Each pay period ARHS will fund a savings account for you that can be used to pay for qualified medical expenses not covered under your health insurance benefits. You are also encouraged to add to your HSA with regular payroll deductions. The money you save to your HSA is tax-free. See the chart be- low for the amount ARHS deposits into your HSA account annually and the amount that you are able to contribute to reach the maximum dollar amount allowable by the IRS in 2016.

NOTE: While the Affordable Care Act allows parents to add their adult children (up to age 26) to their health plans, the IRS has not changed its definition of a dependent for health savings accounts.
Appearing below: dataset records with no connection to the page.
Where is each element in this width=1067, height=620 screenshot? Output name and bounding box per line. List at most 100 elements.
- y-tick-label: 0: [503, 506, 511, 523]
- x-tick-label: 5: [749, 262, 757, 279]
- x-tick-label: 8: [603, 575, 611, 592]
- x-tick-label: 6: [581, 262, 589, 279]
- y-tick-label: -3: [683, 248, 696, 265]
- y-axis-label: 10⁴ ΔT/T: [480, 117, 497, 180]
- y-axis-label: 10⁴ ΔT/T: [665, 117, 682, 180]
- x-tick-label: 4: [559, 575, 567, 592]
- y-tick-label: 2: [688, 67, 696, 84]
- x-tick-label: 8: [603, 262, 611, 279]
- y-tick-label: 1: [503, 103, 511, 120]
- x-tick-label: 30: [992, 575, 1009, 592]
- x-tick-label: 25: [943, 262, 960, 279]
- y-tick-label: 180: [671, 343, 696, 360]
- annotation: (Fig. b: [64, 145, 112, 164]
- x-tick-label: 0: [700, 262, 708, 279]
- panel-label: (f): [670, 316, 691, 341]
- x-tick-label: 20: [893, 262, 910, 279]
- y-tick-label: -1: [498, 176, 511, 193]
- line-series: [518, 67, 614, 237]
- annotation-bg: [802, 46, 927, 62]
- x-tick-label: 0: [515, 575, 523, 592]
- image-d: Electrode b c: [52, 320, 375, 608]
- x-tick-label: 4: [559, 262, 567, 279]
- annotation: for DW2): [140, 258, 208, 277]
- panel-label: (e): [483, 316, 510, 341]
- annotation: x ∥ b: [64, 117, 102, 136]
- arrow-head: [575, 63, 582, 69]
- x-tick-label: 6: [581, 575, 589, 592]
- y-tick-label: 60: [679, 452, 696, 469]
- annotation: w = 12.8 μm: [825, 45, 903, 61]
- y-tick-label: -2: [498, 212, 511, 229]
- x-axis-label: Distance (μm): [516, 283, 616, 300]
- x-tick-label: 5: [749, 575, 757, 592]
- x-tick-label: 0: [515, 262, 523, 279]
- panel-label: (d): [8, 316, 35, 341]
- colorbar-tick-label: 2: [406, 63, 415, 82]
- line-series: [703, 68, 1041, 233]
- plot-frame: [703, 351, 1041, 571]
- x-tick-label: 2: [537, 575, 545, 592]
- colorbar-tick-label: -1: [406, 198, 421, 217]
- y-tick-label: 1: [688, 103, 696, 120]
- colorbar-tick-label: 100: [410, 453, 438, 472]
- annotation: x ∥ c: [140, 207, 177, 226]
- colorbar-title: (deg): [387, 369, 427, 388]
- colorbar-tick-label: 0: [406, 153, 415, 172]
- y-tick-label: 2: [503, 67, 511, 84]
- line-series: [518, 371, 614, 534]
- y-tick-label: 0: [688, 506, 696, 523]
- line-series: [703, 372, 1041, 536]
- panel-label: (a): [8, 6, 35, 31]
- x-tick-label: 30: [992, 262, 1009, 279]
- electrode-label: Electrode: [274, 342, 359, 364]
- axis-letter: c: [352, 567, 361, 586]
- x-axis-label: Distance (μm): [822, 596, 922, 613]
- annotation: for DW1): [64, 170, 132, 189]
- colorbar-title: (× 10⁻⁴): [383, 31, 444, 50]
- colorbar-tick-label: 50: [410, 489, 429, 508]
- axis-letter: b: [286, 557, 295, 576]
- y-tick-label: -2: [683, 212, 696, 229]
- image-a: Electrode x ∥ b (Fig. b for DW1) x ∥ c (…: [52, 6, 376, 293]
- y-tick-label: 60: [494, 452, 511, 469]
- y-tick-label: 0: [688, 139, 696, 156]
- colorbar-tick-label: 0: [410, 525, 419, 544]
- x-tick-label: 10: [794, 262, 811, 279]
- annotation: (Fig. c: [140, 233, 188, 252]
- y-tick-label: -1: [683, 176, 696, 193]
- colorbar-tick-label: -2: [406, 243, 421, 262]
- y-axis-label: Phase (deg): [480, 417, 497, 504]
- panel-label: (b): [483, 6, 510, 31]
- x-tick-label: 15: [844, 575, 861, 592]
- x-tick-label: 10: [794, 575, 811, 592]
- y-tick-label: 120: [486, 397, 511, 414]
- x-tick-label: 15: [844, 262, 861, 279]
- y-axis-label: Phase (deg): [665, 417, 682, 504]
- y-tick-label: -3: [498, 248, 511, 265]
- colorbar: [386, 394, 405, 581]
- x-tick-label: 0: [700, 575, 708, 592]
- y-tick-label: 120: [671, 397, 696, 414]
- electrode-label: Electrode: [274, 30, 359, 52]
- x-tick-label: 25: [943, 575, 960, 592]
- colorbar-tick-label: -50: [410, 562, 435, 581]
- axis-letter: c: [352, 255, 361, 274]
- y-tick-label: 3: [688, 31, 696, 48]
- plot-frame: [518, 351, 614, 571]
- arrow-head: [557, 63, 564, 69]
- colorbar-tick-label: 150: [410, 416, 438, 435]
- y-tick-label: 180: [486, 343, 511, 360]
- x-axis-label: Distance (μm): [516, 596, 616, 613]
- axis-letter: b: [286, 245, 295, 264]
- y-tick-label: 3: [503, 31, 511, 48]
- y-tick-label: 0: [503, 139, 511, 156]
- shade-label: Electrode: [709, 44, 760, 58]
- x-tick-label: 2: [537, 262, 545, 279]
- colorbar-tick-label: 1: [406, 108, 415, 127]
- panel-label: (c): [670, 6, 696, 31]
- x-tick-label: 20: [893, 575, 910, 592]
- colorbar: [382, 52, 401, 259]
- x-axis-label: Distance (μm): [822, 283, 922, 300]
This means that an employee whose 24-year-old child is covered on her HSA-qualified health plan is not eligible to use HSA funds to pay that child’s medical bills.

You are not eligible for an HSA if any of these criteria apply:

  1. Your spouse has a Flexible Spending Account that can be used for your medical expenses.
  2. Participation in any type of Medicare, Tricare or Tricare for life, makes you ineligible to contribute to an HSA.
  3. You are claimed as a dependent on someone else’s tax return.
  4. You are not enrolled in the CDHP.

Medicare, Social Security, and Your HSA

MEDICARE: Will you be turning 65 soon? If you have an HSA it is important to plan ahead and understand how enrolling in Medicare will affect your HSA. By enrolling in any type of Medicare (Parts A, B, C-Medicare Advantage, D, or Medicare Supplemental Insurance-Medigap), you can no longer contribute to your HSA. The month you enroll in Medicare, all contributions to your HSA must stop.

SOCIAL SECURITY: You must not have contributed to your HSA within the last six months if you receive Social Security benefits. If you collect social security and you have contributed to your HSA in the last six months, expect to pay a penalty.